Bagdugul melotot ke arah Yi-Han sambil mendengus pelan.
“Pasti ada lingkaran ajaib di lantai.”
Sihir yang mengaktifkan lingkaran sihir tak terlihat saat Anda menginjak lantai sering digunakan untuk bertahan.
Yi-Han mengangguk.
“Itu benar.”
“Di langit-langit juga.”
“Itu benar.”
“Di dinding juga.”
“Itu benar.”
“…”
Bagdugul tiba-tiba menjadi bingung.
Dia makin bingung karena tampaknya penyihir lawan dengan tenang mengatakan kebenaran.
Apa?
‘Tidak, tidak, lagi… aku hampir dipermainkan oleh penyihir itu lagi.’
Bagdugul mengesampingkan harga dirinya.
Untuk saat ini, dia harus mengakui bahwa penyihir lawan pasti selangkah lebih maju darinya.

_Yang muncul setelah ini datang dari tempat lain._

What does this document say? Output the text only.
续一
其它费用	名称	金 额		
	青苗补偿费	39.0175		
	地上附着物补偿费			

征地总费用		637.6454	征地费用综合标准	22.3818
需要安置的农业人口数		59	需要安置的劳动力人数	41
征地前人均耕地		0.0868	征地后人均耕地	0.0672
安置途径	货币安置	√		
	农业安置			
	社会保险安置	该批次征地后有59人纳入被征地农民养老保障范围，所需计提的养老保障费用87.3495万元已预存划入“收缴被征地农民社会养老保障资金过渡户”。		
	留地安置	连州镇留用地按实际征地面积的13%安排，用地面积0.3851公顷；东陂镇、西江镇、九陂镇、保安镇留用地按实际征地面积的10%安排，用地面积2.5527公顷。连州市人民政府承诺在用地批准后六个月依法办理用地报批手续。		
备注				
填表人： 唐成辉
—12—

Sungguh memalukan sampai-sampai hatinya terbakar karena secara pengalaman kalah dari penyihir muda, tetapi tidak ada pilihan lain.
Karena selama ini dia sudah sepenuhnya berada dalam genggaman sang penyihir.
‘Aku akan membunuhnya!’
Pada saat itu, sebuah belati terbang dari belakang Bagdugul. Bagdugul merasakan kehadirannya dan segera menghindar.
“Apa… ini! Ha!”
Bagdugul berteriak seolah dia akhirnya mengerti.
Para siswa Menara Harimau Putih yang bertempur di pihak para ksatria bergegas membantu Yi-Han.
“TIDAK…”
Yi-Han menjadi bingung.
Kenapa kalian datang??
“Sudah kubilang, bertarunglah bersama para ksatria!”
“Kamu ceroboh dalam berakting!”
Bagdugul terang-terangan mencibir.
Melihat betapa bingungnya dia, dia menjadi semakin yakin.
Para ksatria muda ini jelas merupakan kartu tersembunyi sang penyihir.
“Mari kita lihat bagaimana usahamu!”
Anglogo mengarahkan busur pendeknya.
Kemampuannya memang cukup hebat, namun di mata pendekar pedang seperti Bagdugul yang sudah melalui berbagai macam pertempuran, masih banyak kekurangannya.
‘Apa? Aku tidak akan lengah. Perangkap itu…’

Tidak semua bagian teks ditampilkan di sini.